Accessing cancer care as a non-English speaking patient has become an "alarming" challenge, according to researchers from the University of Michigan in Ann Arbor.
Through a study, published Sept. 7 in the Journal of the National Comprehensive Cancer Network, researchers randomly identified 144 hospitals across 12 states and had six professionals investigate how well the hospitals could respond to a simulated, scripted patient call inquiring about cancer care in either Spanish, Mandarin or English.

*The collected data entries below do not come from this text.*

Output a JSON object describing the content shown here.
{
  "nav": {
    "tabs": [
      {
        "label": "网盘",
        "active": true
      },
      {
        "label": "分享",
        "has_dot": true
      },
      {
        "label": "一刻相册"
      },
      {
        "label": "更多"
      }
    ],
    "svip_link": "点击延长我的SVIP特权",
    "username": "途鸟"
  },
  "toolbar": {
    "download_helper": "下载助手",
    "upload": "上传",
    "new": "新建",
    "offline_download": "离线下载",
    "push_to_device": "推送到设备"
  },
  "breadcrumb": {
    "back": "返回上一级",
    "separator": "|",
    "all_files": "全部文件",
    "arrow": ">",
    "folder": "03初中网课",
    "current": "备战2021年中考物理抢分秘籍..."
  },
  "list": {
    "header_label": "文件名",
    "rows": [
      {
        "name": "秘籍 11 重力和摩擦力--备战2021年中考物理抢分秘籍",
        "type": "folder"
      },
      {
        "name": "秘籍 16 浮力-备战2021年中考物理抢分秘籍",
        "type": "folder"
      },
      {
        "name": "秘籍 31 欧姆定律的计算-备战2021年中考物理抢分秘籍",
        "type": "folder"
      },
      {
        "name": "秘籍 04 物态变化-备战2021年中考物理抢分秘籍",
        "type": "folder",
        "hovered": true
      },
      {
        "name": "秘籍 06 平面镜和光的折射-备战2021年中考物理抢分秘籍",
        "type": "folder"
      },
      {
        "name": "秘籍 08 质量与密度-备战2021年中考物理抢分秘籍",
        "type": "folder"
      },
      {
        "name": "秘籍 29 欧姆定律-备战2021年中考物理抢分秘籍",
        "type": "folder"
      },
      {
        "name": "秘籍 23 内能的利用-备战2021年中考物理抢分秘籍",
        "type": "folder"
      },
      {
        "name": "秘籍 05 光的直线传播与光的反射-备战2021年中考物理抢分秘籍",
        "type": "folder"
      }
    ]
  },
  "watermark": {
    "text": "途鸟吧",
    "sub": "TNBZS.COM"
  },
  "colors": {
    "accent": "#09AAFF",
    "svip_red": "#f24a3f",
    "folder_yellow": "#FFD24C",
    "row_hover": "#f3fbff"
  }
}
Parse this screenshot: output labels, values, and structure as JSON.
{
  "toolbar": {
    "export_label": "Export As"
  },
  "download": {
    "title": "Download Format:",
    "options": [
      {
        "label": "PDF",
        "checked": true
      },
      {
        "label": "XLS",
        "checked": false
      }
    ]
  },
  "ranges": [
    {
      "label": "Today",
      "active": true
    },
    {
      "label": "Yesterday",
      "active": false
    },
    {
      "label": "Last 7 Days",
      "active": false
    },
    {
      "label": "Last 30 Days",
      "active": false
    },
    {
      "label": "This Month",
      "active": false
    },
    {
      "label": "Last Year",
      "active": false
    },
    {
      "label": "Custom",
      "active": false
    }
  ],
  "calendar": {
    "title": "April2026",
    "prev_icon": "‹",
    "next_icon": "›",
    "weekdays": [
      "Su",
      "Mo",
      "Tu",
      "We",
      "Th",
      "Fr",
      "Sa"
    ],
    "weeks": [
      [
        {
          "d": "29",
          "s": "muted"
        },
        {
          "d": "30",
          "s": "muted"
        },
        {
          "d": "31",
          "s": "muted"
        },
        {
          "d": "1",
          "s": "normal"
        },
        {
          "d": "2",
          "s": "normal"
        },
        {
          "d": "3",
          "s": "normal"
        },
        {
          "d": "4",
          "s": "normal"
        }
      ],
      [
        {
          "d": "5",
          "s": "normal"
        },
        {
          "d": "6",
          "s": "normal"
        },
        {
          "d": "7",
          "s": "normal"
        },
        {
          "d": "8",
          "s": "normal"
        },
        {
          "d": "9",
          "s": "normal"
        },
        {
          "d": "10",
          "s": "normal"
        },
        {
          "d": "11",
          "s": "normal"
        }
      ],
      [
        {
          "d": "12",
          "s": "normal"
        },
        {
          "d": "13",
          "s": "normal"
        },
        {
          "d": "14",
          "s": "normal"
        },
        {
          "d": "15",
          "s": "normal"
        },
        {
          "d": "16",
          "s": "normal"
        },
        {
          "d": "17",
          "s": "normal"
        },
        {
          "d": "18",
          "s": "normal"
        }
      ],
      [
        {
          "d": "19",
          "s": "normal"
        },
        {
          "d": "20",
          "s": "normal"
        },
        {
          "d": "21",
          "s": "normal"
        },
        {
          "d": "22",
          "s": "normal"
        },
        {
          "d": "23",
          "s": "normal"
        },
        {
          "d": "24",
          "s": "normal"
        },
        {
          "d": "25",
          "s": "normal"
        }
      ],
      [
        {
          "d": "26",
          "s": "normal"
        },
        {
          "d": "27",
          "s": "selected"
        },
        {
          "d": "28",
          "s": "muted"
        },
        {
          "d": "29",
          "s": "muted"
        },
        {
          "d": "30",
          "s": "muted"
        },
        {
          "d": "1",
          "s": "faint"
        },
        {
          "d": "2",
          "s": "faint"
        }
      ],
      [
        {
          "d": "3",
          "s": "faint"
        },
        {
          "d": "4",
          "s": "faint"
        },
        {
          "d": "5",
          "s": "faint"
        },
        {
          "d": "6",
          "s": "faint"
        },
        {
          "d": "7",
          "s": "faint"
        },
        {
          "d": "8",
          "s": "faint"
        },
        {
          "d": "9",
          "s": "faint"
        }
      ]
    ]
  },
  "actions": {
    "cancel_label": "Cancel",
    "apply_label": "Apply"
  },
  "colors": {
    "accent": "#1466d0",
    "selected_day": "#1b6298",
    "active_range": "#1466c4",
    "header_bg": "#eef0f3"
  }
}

Out of 1,296 calls that were made, only 52.9 percent were adequately given next steps. By language, 93.5 percent of English-speaker simulation calls were provided with adequate next steps in accessing cancer care, while only 37.7 percent of Spanish-speaker calls and 27.5 percent of Mandarin-speaker calls were given the same.
"Our study found significant language-based disparities in patients’ access to cancer care well before they are seen by a physician," Debbie Chen, MD, lead researcher on the study from the University of Michigan said in the release. "If patients with cancer cannot access information on where to obtain the appropriate cancer care, what other critical information and services are they not able to access in our healthcare system?"
Overall, they found that 40 percent of the calls ultimately "ended prior to the simulated patient caller being connected with a language-concordant staff or provided with language-concordant information."